Por Rangel Alves
da Costa*
Do barro o
homem, de barro a estrada, no barro a sobrevivência e o ofício modesto de um
povo humilde.
“Os pés vão
descalços cortando caminho. Mais longe um tantinho até chegar ao visgo marrom
da terra no ribeirinho. Os olhos avistam o barro com carinho e logo as mãos vão
acariciar aquele desalinho...”.
O barro em
tudo. A casa levantada no barro, na ripa e no cipó, a cobertura de telha de
barro cozido, o chão espalhando a terra barrenta e dura.
“Quando a
chuva cai mais tarde a molhação se esvai. O fundo do barreiro a água retrai,
pelo arredor o encharcado logo se contrai e o visgo visguento endurecendo vai...”.
Ofício nascido
no aprendizado, vindo de geração após geração, o oleiro nasce para moldar o
barro assim como o pássaro para a revoada.
“Mão de moldar
o barro, mão de moldar o pão, colhe da terra seu fruto, faz do visgo seu grão.
Barro batido e amolecido, virado e remexido, não demora e será servido ao poder
da criação. Será panela ou tigela, pote ou boiada em magote, porrão ou cavalo
de barro alazão?”.
Tantas vezes,
desde a primeira raiz familiar, que o barro é tido como sustento. A bisavó
moldava para vender na feirinha, a avó no mesmo ofício, e assim de pessoa a
pessoa, e a cada tempo a mesma maestria em cada peça criada.
“Quando o
barreiro endurece e nenhum molhado aparece, mesmo assim tudo acontece. Um pouco
de água é lançado e fica tudo lamaçado, visguento e amaciado, esperando que a
mão se lance com aptidão, sentimento e devoção”.
Do visgo do
barro nasce tudo. As feiras interioranas conhecem bem sua importância na vida.
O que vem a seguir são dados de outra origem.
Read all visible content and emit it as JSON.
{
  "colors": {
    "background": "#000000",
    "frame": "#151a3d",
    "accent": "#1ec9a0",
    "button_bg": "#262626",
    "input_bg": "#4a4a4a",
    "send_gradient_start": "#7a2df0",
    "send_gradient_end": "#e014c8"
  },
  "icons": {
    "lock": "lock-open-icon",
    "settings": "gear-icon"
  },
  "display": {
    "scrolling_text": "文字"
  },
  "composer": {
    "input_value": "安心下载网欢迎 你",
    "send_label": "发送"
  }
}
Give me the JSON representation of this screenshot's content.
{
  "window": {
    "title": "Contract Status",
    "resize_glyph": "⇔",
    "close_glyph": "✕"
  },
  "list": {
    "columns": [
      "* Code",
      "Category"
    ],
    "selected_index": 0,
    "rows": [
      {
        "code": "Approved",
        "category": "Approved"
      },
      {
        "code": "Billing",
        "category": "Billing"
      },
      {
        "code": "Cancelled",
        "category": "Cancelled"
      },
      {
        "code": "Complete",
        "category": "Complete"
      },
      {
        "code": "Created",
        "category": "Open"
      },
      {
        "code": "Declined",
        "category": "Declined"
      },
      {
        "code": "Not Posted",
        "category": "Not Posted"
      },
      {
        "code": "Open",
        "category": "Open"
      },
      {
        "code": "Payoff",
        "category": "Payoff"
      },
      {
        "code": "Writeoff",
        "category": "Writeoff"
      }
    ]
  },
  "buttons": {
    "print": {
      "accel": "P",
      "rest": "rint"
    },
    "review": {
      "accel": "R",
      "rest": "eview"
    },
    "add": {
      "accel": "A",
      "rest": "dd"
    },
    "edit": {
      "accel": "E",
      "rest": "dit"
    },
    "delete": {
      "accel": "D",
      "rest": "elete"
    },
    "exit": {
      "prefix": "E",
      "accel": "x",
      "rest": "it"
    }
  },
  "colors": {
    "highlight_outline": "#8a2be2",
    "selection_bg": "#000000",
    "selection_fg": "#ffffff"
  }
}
Num tempo de cozinha sem luxo, com fogão de lenha e quase nada, qualquer comida
existente cabe numa panela de barro. E até hoje se tem como incomparável o
sabor do alimento preparado na fundura da argila.
“Vai Maria,
vai João, vai o menino e o irmão. O ofício é de geração, com cada seguindo o de
então, numa arte em comunhão. Enquanto um molda no barro a panela, outro
apronta a tigela. Enquanto um faz um alguidar, o outro reinventa seu moldar. E
moldando pela vida, fazendo do barro a sobrevida, todos na arte e na lida”.
Não há cozinha
matuta que não tenha moringa, pote, porrão, alguidar, panela, bandeja, bicho de
menino brincar, enfeite de colocar na mesinha, tudo feito no barro. O visgo do
barro está tão presente na vida dessas famílias que muitos preferem continuar
com a panela rachando, já carcomida pelo tempo, pelo fogo e pela fumaça, a ter
um caldeirão novinho de alumínio.
“Mas não é
fácil não. É preciso saber, é preciso ter coração. O barro não molda se faltar
devoção, o barro não liga se for amassado ao desvão, o barro não toma for se
não for de coração. Entre o oleiro e o barro existe uma tal comunhão que um vai
sentindo o outro como se fosse irmão”.
Assim é a vida
do visgo do barro, da vida na lama dando vida à arte, moldando o ofício de um
povo que desde o amanhecer desce ao barreiro para a transformação.